Sebenernya, kapan kita mulai belajar mengelola keuangan? Menurutku dari masih saat di bangku sekolah. Inget banget waktu masih sekolah aku dikasih uang jajan perminggu cukup nggak cukup harus cukup, haha. Jadi jaman sekolah tuh kalo mau jajan ya mesti liat dulu uang jajanku adanya berapa. Tapi itu untuk urusan uang jajan aja sih, kalo misal harus fotokopi segala macem masih bisa minta lagi (tapi nggak boleh bohong). Trus inget juga waktu SD aku diajarin sama guru untuk nabung dari menyisihkan uang jajan. Dipikir-pikir waktu itu seru juga, berusaha hemat nggak banyak jajan biar bisa nyisihin uang jajan buat nabung.

Masuk bangku kuliah ceritanya agak beda dikit. Masih dengan dikasih uang jajan perminggu yang harus dicukup-cukupin, tapi kalo mau uang jajan lebih aku harus berprestasi dan dapet beasiswa. Yups, itu tantangan dari orangtuaku. Btw, aku berasal dari keluarga menengah. Biaya sekolah udah pasti ditanggung oleh orangtuaku. Tapi orangtuaku bukan tipe orang yang dengan mudah mengabulkan permintaan anak-anaknya. Mesti ada perjuangannya dulu gitu deh. Waktu aku kuliah, aku pernah dapet IP lumayan dan lolos seleksi beasiswa.

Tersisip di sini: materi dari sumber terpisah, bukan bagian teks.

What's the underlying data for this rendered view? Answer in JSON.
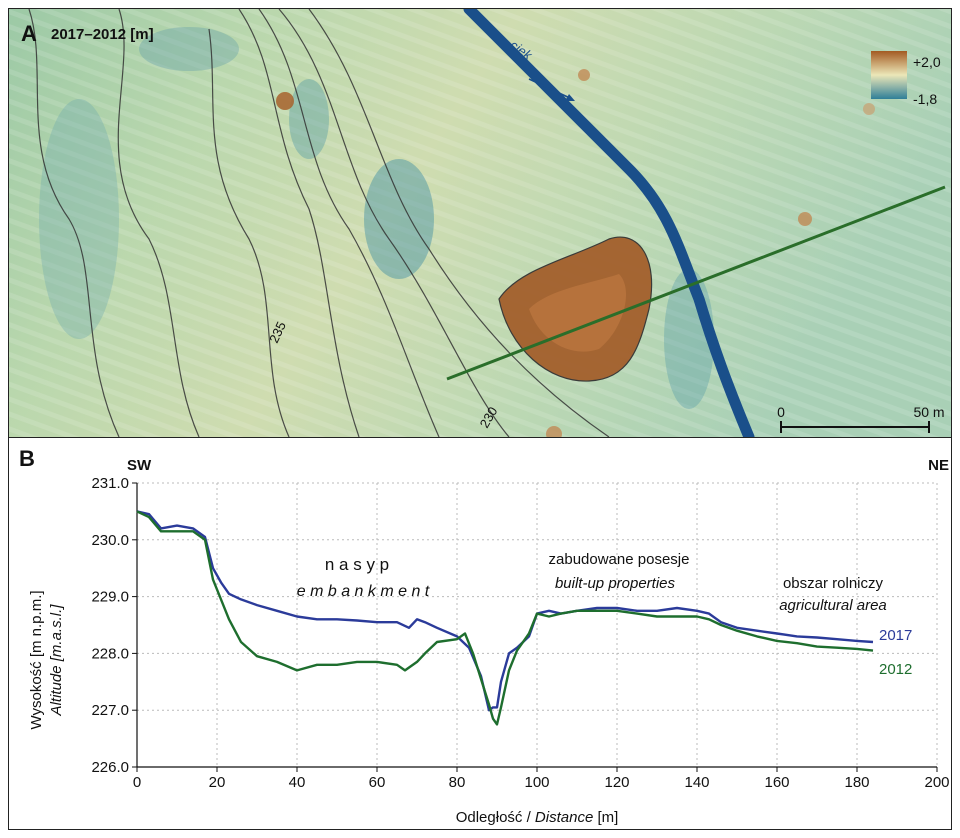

Orangtuaku bilang biaya SPP tetep mereka yang bayar dan uang beasiswanya boleh aku gunakan untuk apapun, hehe. Gitu deh tiap kali dapet beasiswa.  


# awal bekerja gajiku tak seberapa

Lulus kuliah kemudian bekerja. Tempat kerjaku kala itu di deket rumah, nggak merantau karena nggak diizinin sama orangtua. Padahal mah jiwa ini pengen banget melangkahkan kaki sejauh mungkin biar bisa melihat dunia sambil bekerja, wkwk. 

Waktu itu gajiku jauh dibawah standar UMR. Di satu sisi ada hal yang masih bisa aku syukuri yakni aku masih tinggal di rumah orangtua jadi nggak perlu ngekost dan makan pun masih dari orangtua. Tapi disisi lain ya pas-pasan aja gitu pemasukannya, wkwk. Trus sebagai pegawai emang harusnya dapet imbalan yang layak juga kan ya karena saat itu pekerjaanku pun menguras waktu, tenaga, dan pikiran. Dipikir-pikir sedih juga waktu itu, haha. Dengan gaji sekian aku tetep berusaha untuk nabung. Tapi jujur waktu itu aku belum kepikir tujuan nabungnya buat apa. Asal nabung tiap bulan aja gitu, padahal menabung justru harus ada tujuan jelasnya. 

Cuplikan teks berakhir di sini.